In the futuristic year of "1990," Earth has its first encounter with an alien race. Earth's authorities (one of whom is the esteemed Doctor Farraday, played by Basil Rathbone) receive a radio transmission from an alien vessel that has crash-landed on Mars.  The authorities, eager to make contract with an advanced race-- possibly to profit from their technology, though the point isn't emphasized-- send a crew of astronauts to land on Mars and effect a rescue.  The crew (including such lumianries as John Saxon and Dennis Hopper) reaches Mars and finds one survivor on the alien ship: the QUEEN OF BLOOD (Florence Marly), a green-skinned, beehive-hairdoed female.  The Earthlings aren't able to communicate with the Queen, but are apparently disarmed by her feminine helplessness.  Despite her being an unknown quantity, she's allowed to have the run of the ship (much to the catty displeasure of female astronaut Judi Meredith).  Slowly crewmen start to perish of extreme blood-loss.

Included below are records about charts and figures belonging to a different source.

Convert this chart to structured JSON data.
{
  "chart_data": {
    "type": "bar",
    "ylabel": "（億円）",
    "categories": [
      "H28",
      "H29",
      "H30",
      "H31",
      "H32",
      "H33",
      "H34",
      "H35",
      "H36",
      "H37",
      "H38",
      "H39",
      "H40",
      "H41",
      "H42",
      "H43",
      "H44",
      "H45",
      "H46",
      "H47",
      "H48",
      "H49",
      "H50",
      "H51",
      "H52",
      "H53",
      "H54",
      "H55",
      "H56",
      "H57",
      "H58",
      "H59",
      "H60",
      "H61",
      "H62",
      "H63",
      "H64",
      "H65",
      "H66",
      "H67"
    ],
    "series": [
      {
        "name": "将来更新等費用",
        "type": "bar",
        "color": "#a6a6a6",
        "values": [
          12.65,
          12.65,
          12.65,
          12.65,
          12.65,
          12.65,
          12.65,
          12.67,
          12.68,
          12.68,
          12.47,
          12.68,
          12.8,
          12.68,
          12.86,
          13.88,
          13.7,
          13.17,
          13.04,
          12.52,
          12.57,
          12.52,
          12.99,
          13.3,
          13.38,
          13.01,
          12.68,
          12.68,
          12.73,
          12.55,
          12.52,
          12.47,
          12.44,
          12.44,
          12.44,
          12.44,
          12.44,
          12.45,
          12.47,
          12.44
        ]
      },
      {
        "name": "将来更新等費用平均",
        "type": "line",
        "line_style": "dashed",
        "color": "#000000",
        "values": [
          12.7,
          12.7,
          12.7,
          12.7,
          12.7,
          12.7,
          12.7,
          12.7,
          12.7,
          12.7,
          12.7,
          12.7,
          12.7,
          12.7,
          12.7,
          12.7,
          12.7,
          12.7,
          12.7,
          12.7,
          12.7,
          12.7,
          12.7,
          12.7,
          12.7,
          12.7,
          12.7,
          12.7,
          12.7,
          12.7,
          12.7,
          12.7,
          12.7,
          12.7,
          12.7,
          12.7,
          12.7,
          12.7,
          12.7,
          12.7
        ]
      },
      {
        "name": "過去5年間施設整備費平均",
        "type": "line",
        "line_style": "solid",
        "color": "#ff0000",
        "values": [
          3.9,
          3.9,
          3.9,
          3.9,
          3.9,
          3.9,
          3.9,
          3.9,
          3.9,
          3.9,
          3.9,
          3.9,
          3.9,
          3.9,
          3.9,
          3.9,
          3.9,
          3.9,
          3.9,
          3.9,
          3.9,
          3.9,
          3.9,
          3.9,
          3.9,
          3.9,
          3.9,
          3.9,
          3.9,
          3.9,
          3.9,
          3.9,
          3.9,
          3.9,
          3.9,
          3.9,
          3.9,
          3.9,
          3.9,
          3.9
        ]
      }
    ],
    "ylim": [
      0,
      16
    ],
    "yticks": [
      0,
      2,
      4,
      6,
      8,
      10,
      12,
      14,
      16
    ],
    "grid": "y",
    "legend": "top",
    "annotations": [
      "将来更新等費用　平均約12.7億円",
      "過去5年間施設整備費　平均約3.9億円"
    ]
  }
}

One may fairly criticize the convenient way the alien vampire is allowed to prey upon the crew without rousing suspicion, though the script gives the writers a possible "out" in that the Queen possesses hypnotic powers that might have dulled the reactions of the Earthpeople.  Eventually the Queen is vanquished, though, like a more famous ALIEN life-form, she leaves behind a clutch of eggs that may eventually spell Earth's doom.

Whereas director Melchior in ANGRY RED PLANET simply shot the actors speaking lines with a lot of boring middle-range shots, QUEEN's director Curtis Harrington uses copious closeups of his actors.  Perhaps this was done to conceal the bare-bones nature of the production, but the effect is to give the largely shipboard proceedings a claustrophobic quality.  The Queen herself is an excellent example of evoking the cosmological motif, for even though she never speaks, her habits and actions are comprehensible through the lens of an extraterrestrial biology.  At the same time, alien though she is, she also evokes the psychological and sociological motifs of the Eternal Feminine in its negative form; of being willing to destroy any number of male victims in order to pave the way for her "children."